De plus, il semble très peu probable que le Congrès actuel double les taux d’emprunt. De toute façon, le niveau de ce taux n’a plus aucune importance étant donné qu’il est presque assuré que le programme de paiements compensatoires se poursuivra, ce qui signifie que les taux d’emprunt ne parviendraient pas à établir le seuil des prix, même si on les augmentait, les baissait ou les maintenait.

Est-ce que les prix actuels représentent un « nouveau plateau » ou simplement un sommet temporaire qui sera suivi par une chute au niveau que nous avons connu durant les 30 dernières années? Nous ne sommes pas encore en mesure de donner une réponse définitive.
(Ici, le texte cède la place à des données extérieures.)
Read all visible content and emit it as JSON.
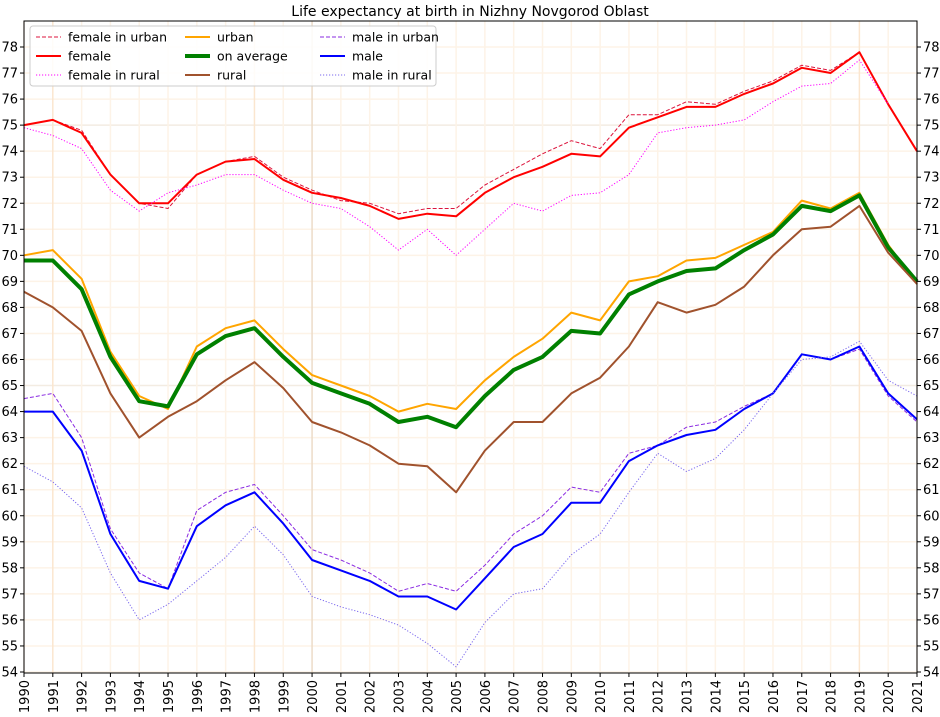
{
  "chart_data": {
    "type": "line",
    "title": "Life expectancy at birth in Nizhny Novgorod Oblast",
    "xlabel": "",
    "ylabel": "",
    "xlim": [
      1990,
      2021
    ],
    "ylim": [
      54,
      79
    ],
    "grid": true,
    "legend_position": "top-left",
    "x": [
      1990,
      1991,
      1992,
      1993,
      1994,
      1995,
      1996,
      1997,
      1998,
      1999,
      2000,
      2001,
      2002,
      2003,
      2004,
      2005,
      2006,
      2007,
      2008,
      2009,
      2010,
      2011,
      2012,
      2013,
      2014,
      2015,
      2016,
      2017,
      2018,
      2019,
      2020,
      2021
    ],
    "x_tick_labels": [
      "1990",
      "1991",
      "1992",
      "1993",
      "1994",
      "1995",
      "1996",
      "1997",
      "1998",
      "1999",
      "2000",
      "2001",
      "2002",
      "2003",
      "2004",
      "2005",
      "2006",
      "2007",
      "2008",
      "2009",
      "2010",
      "2011",
      "2012",
      "2013",
      "2014",
      "2015",
      "2016",
      "2017",
      "2018",
      "2019",
      "2020",
      "2021"
    ],
    "y_ticks": [
      54,
      55,
      56,
      57,
      58,
      59,
      60,
      61,
      62,
      63,
      64,
      65,
      66,
      67,
      68,
      69,
      70,
      71,
      72,
      73,
      74,
      75,
      76,
      77,
      78
    ],
    "y_tick_labels": [
      "54",
      "55",
      "56",
      "57",
      "58",
      "59",
      "60",
      "61",
      "62",
      "63",
      "64",
      "65",
      "66",
      "67",
      "68",
      "69",
      "70",
      "71",
      "72",
      "73",
      "74",
      "75",
      "76",
      "77",
      "78"
    ],
    "highlight_years": [
      1991,
      1998,
      2000,
      2019
    ],
    "series": [
      {
        "name": "female in urban",
        "color": "#dc143c",
        "style": "dashed",
        "width": 1,
        "values": [
          75.0,
          75.2,
          74.8,
          73.1,
          72.0,
          71.8,
          73.1,
          73.6,
          73.8,
          73.0,
          72.5,
          72.1,
          72.0,
          71.6,
          71.8,
          71.8,
          72.7,
          73.3,
          73.9,
          74.4,
          74.1,
          75.4,
          75.4,
          75.9,
          75.8,
          76.3,
          76.7,
          77.3,
          77.1,
          77.8,
          75.8,
          null
        ]
      },
      {
        "name": "female",
        "color": "#ff0000",
        "style": "solid",
        "width": 2,
        "values": [
          75.0,
          75.2,
          74.7,
          73.1,
          72.0,
          72.0,
          73.1,
          73.6,
          73.7,
          72.9,
          72.4,
          72.2,
          71.9,
          71.4,
          71.6,
          71.5,
          72.4,
          73.0,
          73.4,
          73.9,
          73.8,
          74.9,
          75.3,
          75.7,
          75.7,
          76.2,
          76.6,
          77.2,
          77.0,
          77.8,
          75.8,
          74.0
        ]
      },
      {
        "name": "female in rural",
        "color": "#ff00ff",
        "style": "dotted",
        "width": 1,
        "values": [
          74.9,
          74.6,
          74.1,
          72.5,
          71.7,
          72.4,
          72.7,
          73.1,
          73.1,
          72.5,
          72.0,
          71.8,
          71.1,
          70.2,
          71.0,
          70.0,
          71.0,
          72.0,
          71.7,
          72.3,
          72.4,
          73.1,
          74.7,
          74.9,
          75.0,
          75.2,
          75.9,
          76.5,
          76.6,
          77.5,
          75.8,
          null
        ]
      },
      {
        "name": "urban",
        "color": "#ffa500",
        "style": "solid",
        "width": 2,
        "values": [
          70.0,
          70.2,
          69.1,
          66.3,
          64.6,
          64.1,
          66.5,
          67.2,
          67.5,
          66.4,
          65.4,
          65.0,
          64.6,
          64.0,
          64.3,
          64.1,
          65.2,
          66.1,
          66.8,
          67.8,
          67.5,
          69.0,
          69.2,
          69.8,
          69.9,
          70.4,
          70.9,
          72.1,
          71.8,
          72.4,
          70.4,
          68.9
        ]
      },
      {
        "name": "on average",
        "color": "#008000",
        "style": "solid",
        "width": 4,
        "values": [
          69.8,
          69.8,
          68.7,
          66.1,
          64.4,
          64.2,
          66.2,
          66.9,
          67.2,
          66.1,
          65.1,
          64.7,
          64.3,
          63.6,
          63.8,
          63.4,
          64.6,
          65.6,
          66.1,
          67.1,
          67.0,
          68.5,
          69.0,
          69.4,
          69.5,
          70.2,
          70.8,
          71.9,
          71.7,
          72.3,
          70.3,
          69.0
        ]
      },
      {
        "name": "rural",
        "color": "#a0522d",
        "style": "solid",
        "width": 2,
        "values": [
          68.6,
          68.0,
          67.1,
          64.7,
          63.0,
          63.8,
          64.4,
          65.2,
          65.9,
          64.9,
          63.6,
          63.2,
          62.7,
          62.0,
          61.9,
          60.9,
          62.5,
          63.6,
          63.6,
          64.7,
          65.3,
          66.5,
          68.2,
          67.8,
          68.1,
          68.8,
          70.0,
          71.0,
          71.1,
          71.9,
          70.1,
          68.9
        ]
      },
      {
        "name": "male in urban",
        "color": "#8a2be2",
        "style": "dashed",
        "width": 1,
        "values": [
          64.5,
          64.7,
          63.0,
          59.5,
          57.8,
          57.2,
          60.2,
          60.9,
          61.2,
          60.0,
          58.7,
          58.3,
          57.8,
          57.1,
          57.4,
          57.1,
          58.1,
          59.3,
          60.0,
          61.1,
          60.9,
          62.4,
          62.7,
          63.4,
          63.6,
          64.2,
          64.7,
          66.2,
          66.0,
          66.4,
          64.6,
          63.6
        ]
      },
      {
        "name": "male",
        "color": "#0000ff",
        "style": "solid",
        "width": 2,
        "values": [
          64.0,
          64.0,
          62.5,
          59.3,
          57.5,
          57.2,
          59.6,
          60.4,
          60.9,
          59.7,
          58.3,
          57.9,
          57.5,
          56.9,
          56.9,
          56.4,
          57.6,
          58.8,
          59.3,
          60.5,
          60.5,
          62.1,
          62.7,
          63.1,
          63.3,
          64.1,
          64.7,
          66.2,
          66.0,
          66.5,
          64.7,
          63.7
        ]
      },
      {
        "name": "male in rural",
        "color": "#7b68ee",
        "style": "dotted",
        "width": 1,
        "values": [
          61.9,
          61.3,
          60.3,
          57.8,
          56.0,
          56.6,
          57.5,
          58.4,
          59.6,
          58.5,
          56.9,
          56.5,
          56.2,
          55.8,
          55.1,
          54.2,
          55.9,
          57.0,
          57.2,
          58.5,
          59.3,
          60.9,
          62.4,
          61.7,
          62.2,
          63.3,
          64.7,
          66.0,
          66.1,
          66.7,
          65.2,
          64.6
        ]
      }
    ],
    "legend_order": [
      "female in urban",
      "female",
      "female in rural",
      "urban",
      "on average",
      "rural",
      "male in urban",
      "male",
      "male in rural"
    ]
  }
}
Selon nous, le jury est en pleine délibération.

Une partie de la réponse dépendra des réponses que nous trouverons à bien d’autres questions.
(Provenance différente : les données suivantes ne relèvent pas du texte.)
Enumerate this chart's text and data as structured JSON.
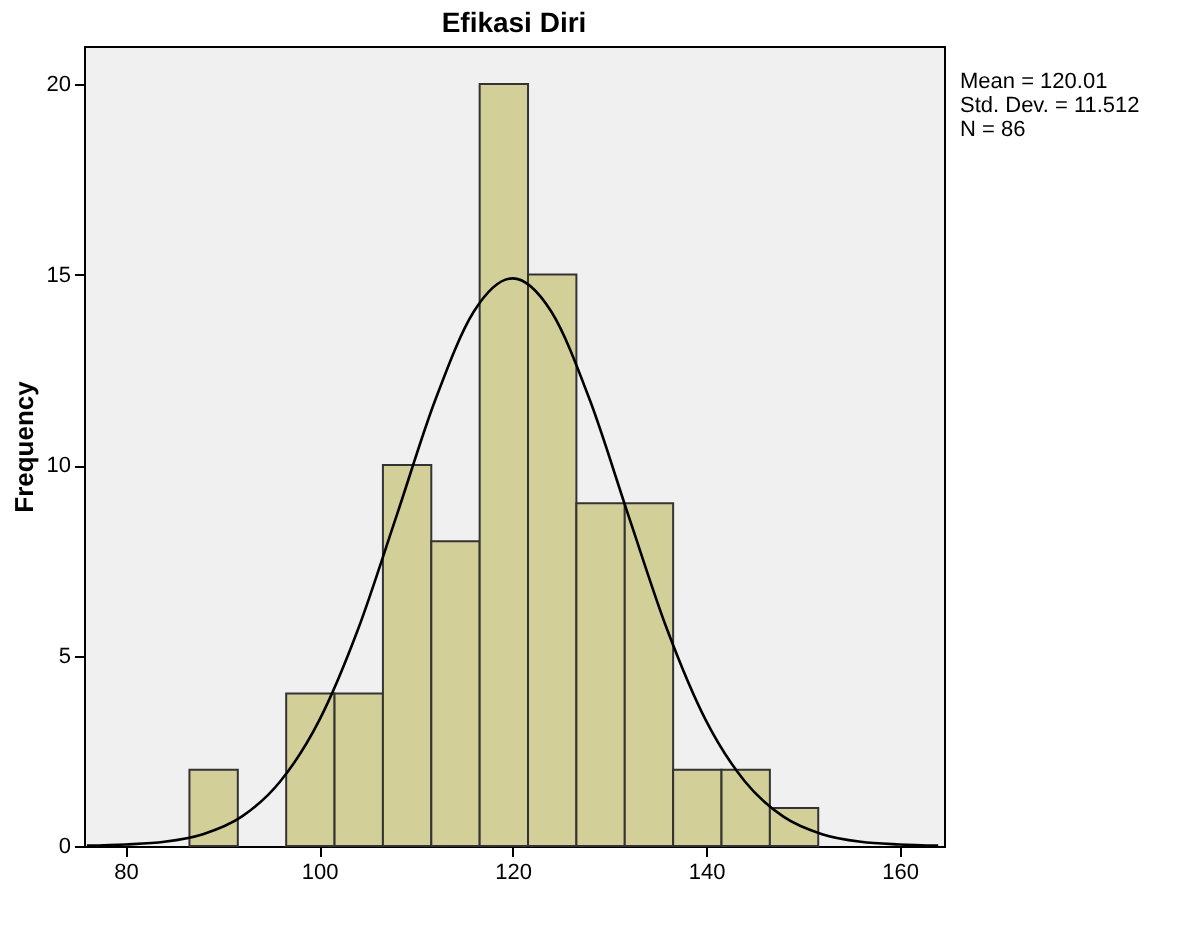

Première question : Dans combien de temps verrons-nous une avancée dans la production cellulosique d’éthanol, pour laquelle le maïs ne sera plus la matière première ?

Deuxième question : Est-ce que les prix du pétrole brut se maintiendront, augmenteront ou diminueront dans un avenir assez rapproché ?

Troisième question : À quelle vitesse l’industrie de l’éthanol pourra-t-elle régler ses problèmes actuels de logistique, qui rendent difficile le transport de l’éthanol de l’usine, située dans la région de culture du blé, aux marchés littoraux ?

Quatrième question : Dans quelle mesure les agriculteurs des pays comme le Brésil et l’Argentine réagiront-ils à l’augmentation actuelle des prix ?

Cinquième question : Est-ce que les pays en développement comme la Chine décideront de nourrir leur classe moyenne grandissante de produits alimentaires importés ou de les produire eux-mêmes?

Sixième question : Est-ce que la culture actuelle, qui repose sur les conditions météorologiques mondiales et qui a connu divers problèmes cette année, représente une tendance qui se poursuivra au cours des 10 ou 20 prochaines années ?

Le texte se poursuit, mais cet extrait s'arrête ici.